Brasero was at one time the default CD/DVD application in the GNOME desktop, but with more modern computer hardware omitting optical drives, it was removed from the GNOME core feature set with version 3.8 in 2013.

==Features==

===Data===
Brasero supports both CD and DVD formats. It allows for editing of the disc contents and can remove, move and rename files that are located inside folders. It can also burn data to CD/DVDs on the fly.

The application allows automatic filtering for unwanted files, including hidden files, broken and recursive symlinks and files not conforming to the Joliet CD standard. Brasero supports multisessions, the Joliet extension and can create an image of the user's hard drive.

===Audio===
When creating audio CDs Brasero writes CD-TEXT information automatically found, using GStreamer. It also supports the editing of CD-TEXT information and can burn audio CDs on the fly. It can use all audio file formats handled by GStreamer local installation, including Ogg, FLAC and MP3. Brasero can also search for audio files that are inside dropped folders.

===Copying===
Brasero is capable of copying a CD/DVD to the user's hard drive in iso format and can copy DVDs and CDs on the fly. It supports single-session data DVDs and any type of CD.

===Other features===
Brasero can also erase CD/DVDs, save and load ongoing projects and can burn CD and DVD images and cue files.

It includes a song, image and video previewer using the GStreamer multimedia framework.

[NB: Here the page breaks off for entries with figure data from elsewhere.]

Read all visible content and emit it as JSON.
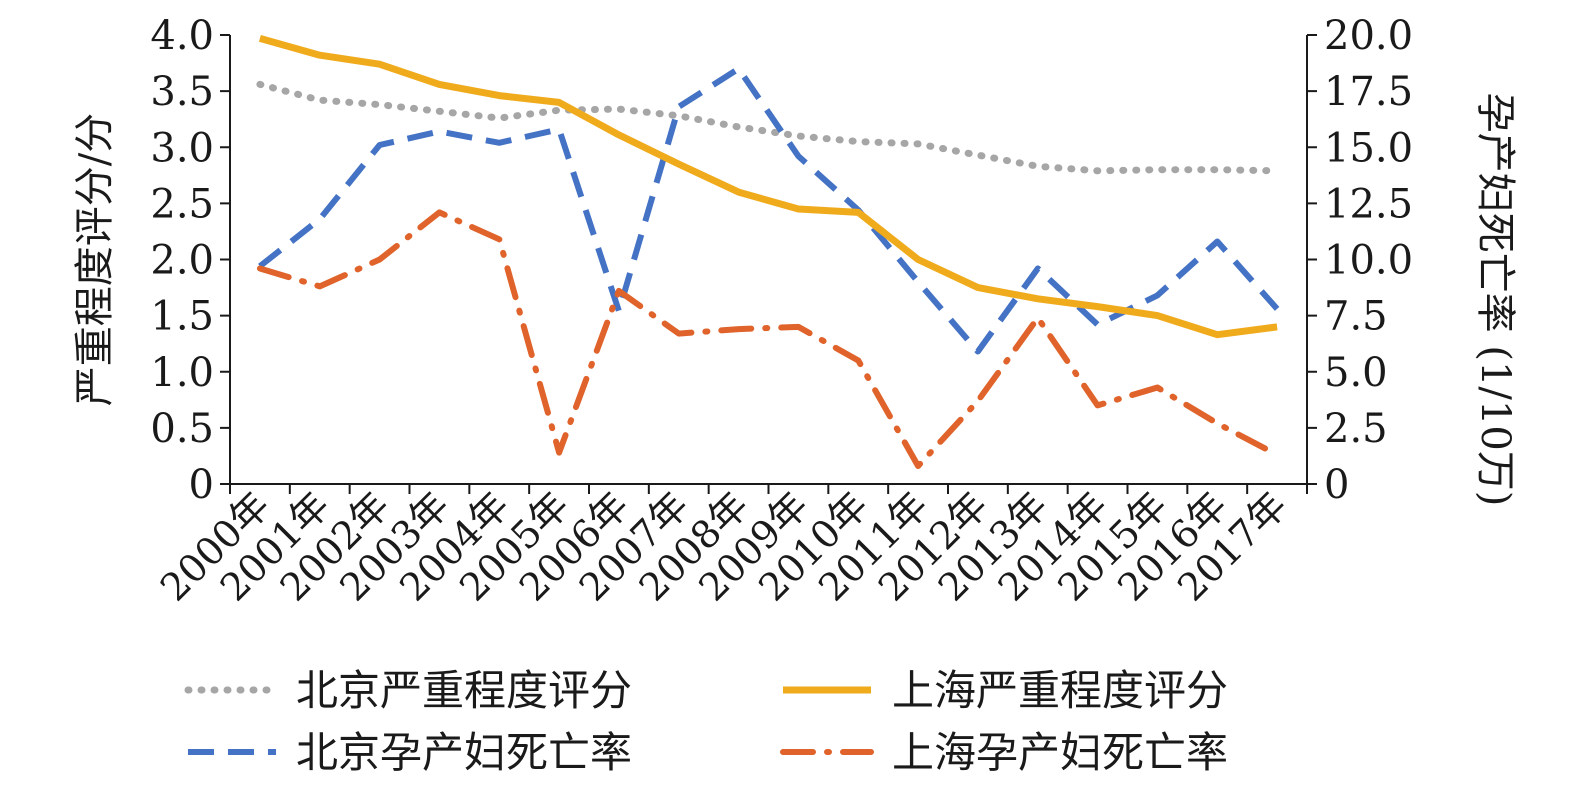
{
  "chart_data": {
    "type": "line",
    "categories": [
      "2000年",
      "2001年",
      "2002年",
      "2003年",
      "2004年",
      "2005年",
      "2006年",
      "2007年",
      "2008年",
      "2009年",
      "2010年",
      "2011年",
      "2012年",
      "2013年",
      "2014年",
      "2015年",
      "2016年",
      "2017年"
    ],
    "ylabel_left": "严重程度评分/分",
    "ylabel_right": "孕产妇死亡率 (1/10万)",
    "ylim_left": [
      0,
      4.0
    ],
    "ylim_right": [
      0,
      20.0
    ],
    "yticks_left": [
      "0",
      "0.5",
      "1.0",
      "1.5",
      "2.0",
      "2.5",
      "3.0",
      "3.5",
      "4.0"
    ],
    "yticks_right": [
      "0",
      "2.5",
      "5.0",
      "7.5",
      "10.0",
      "12.5",
      "15.0",
      "17.5",
      "20.0"
    ],
    "grid": false,
    "legend_position": "bottom",
    "series": [
      {
        "name": "北京严重程度评分",
        "axis": "left",
        "color": "#a6a6a6",
        "style": "dotted",
        "values": [
          3.56,
          3.42,
          3.38,
          3.32,
          3.26,
          3.33,
          3.34,
          3.28,
          3.18,
          3.1,
          3.05,
          3.03,
          2.93,
          2.83,
          2.79,
          2.8,
          2.8,
          2.79
        ]
      },
      {
        "name": "上海严重程度评分",
        "axis": "left",
        "color": "#f0ab1d",
        "style": "solid",
        "values": [
          3.97,
          3.82,
          3.74,
          3.56,
          3.46,
          3.4,
          3.11,
          2.85,
          2.6,
          2.45,
          2.42,
          2.0,
          1.75,
          1.65,
          1.58,
          1.5,
          1.33,
          1.4
        ]
      },
      {
        "name": "北京孕产妇死亡率",
        "axis": "right",
        "color": "#4472c4",
        "style": "dashed",
        "values": [
          9.7,
          11.8,
          15.1,
          15.7,
          15.2,
          15.8,
          7.7,
          16.8,
          18.5,
          14.6,
          12.2,
          9.0,
          5.9,
          9.6,
          7.1,
          8.4,
          10.8,
          7.8
        ]
      },
      {
        "name": "上海孕产妇死亡率",
        "axis": "right",
        "color": "#e0632b",
        "style": "dashdot",
        "values": [
          9.6,
          8.8,
          10.0,
          12.1,
          10.9,
          1.4,
          8.6,
          6.7,
          6.9,
          7.0,
          5.5,
          0.8,
          3.7,
          7.4,
          3.5,
          4.3,
          2.7,
          1.3
        ]
      }
    ]
  }
}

When operating on a Linux kernel newer than 2.6.13 it provides file change notification.

When used with GDL, Brasero has a customizable user interface.

The application supports drag and drop as well as cut and paste from the Nautilus (GNOME file manager) and also other applications. It can use files from a network when the protocol is handled via GVfs. It can search for files using Tracker, allowing a search that is based on keywords or on file type. Brasero can also display a playlist and its contents. Playlists are automatically searched using Tracker.